The sun shines equally on all and in its light all have their life and being, but with their backs to it as it were, seeing only the shadow it creates that moves as they move. Our eyes, looking only forward, see only half the world, while behind us the emptiness is infinite. What are ‘we’ but an ephemeral shoreline between the two? Whether anything appears in its light or not is of no consequence to the sun. Whether anything appears to exist in emptiness or not neither qualifies nor limits it in any way. The pictures on the screen are momentary and have no real substance other than light - touch them and you only touch the screen. Like reflections appearing in a mirror, the objects of awareness or consciousness have no existence apart from the mirror, but as far as the mirror is concerned, regardless of an infinite succession of reflections, nothing can happen to affect it in any way at all.
Sri Nisargadatta Maharaj explains it this way: the “I am”, which constitutes consciousness and exists only in relation to its objects is like a hole in the roof, as it were, whereby the light of awareness enters and illuminates all. When sought by means of the negation of its multifarious attributes, that “I am” is thus found to be nothing indeed but emptiness - open as at one with the light of infinite awareness.
For those of us who enjoy the intellectual puzzle of philosophy, we then have this problem - how, given the existence of a totally unconditioned state, does a conditioned state arise? How can duality emerge from unity, and how can something originate from nothing? Even the slightest awareness of ‘oneness’ as such would be sufficient to get the ball rolling, but from where can it arise?
Sri Tirtha Lal used to say that in the process of realizing our naked self, as it were, there comes a point, a line beyond which the world and anything definable simply disappears. It is something that is beyond rationalization from this side, being as it is the very genesis of thought itself.
Vashistha likens the origination of the finite within the infinite to pure coincidence, as when a coconut falls just as a bird lands on the tree – but without any causal connection between the two events.
Nagarjuna argues that the whole chain of cause and effect, whereby the one thing leads to the other, loses its validity in either the absence or existence of an original or ‘uncaused’ cause.
How, in heaven’s name then, do we appear to exist?

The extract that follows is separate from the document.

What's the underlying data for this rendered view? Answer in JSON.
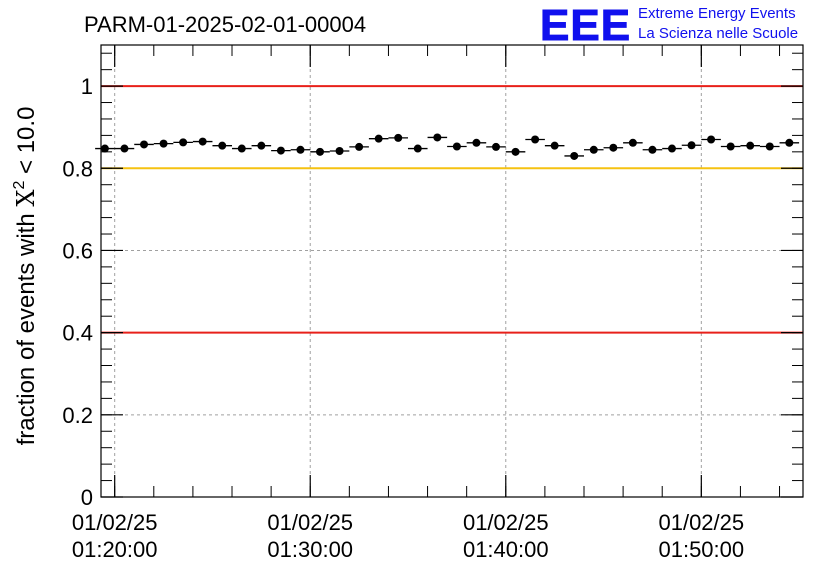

The answer is – I don’t know, and perhaps nobody does! But if, after dreaming of a way to wake up, we happen to do so, it matters not whether we dreamt at all!
Who really knows? Who will here proclaim it?
Whence was it produced? Whence is this creation?
The Gods came afterwards, with the creation of this universe.
Who then knows whence it has arisen? Whence this creation has arisen?
Perhaps it formed itself, or perhaps it did not –
the one who looks down on it, in the highest heaven,
only he knows – or perhaps he does not know.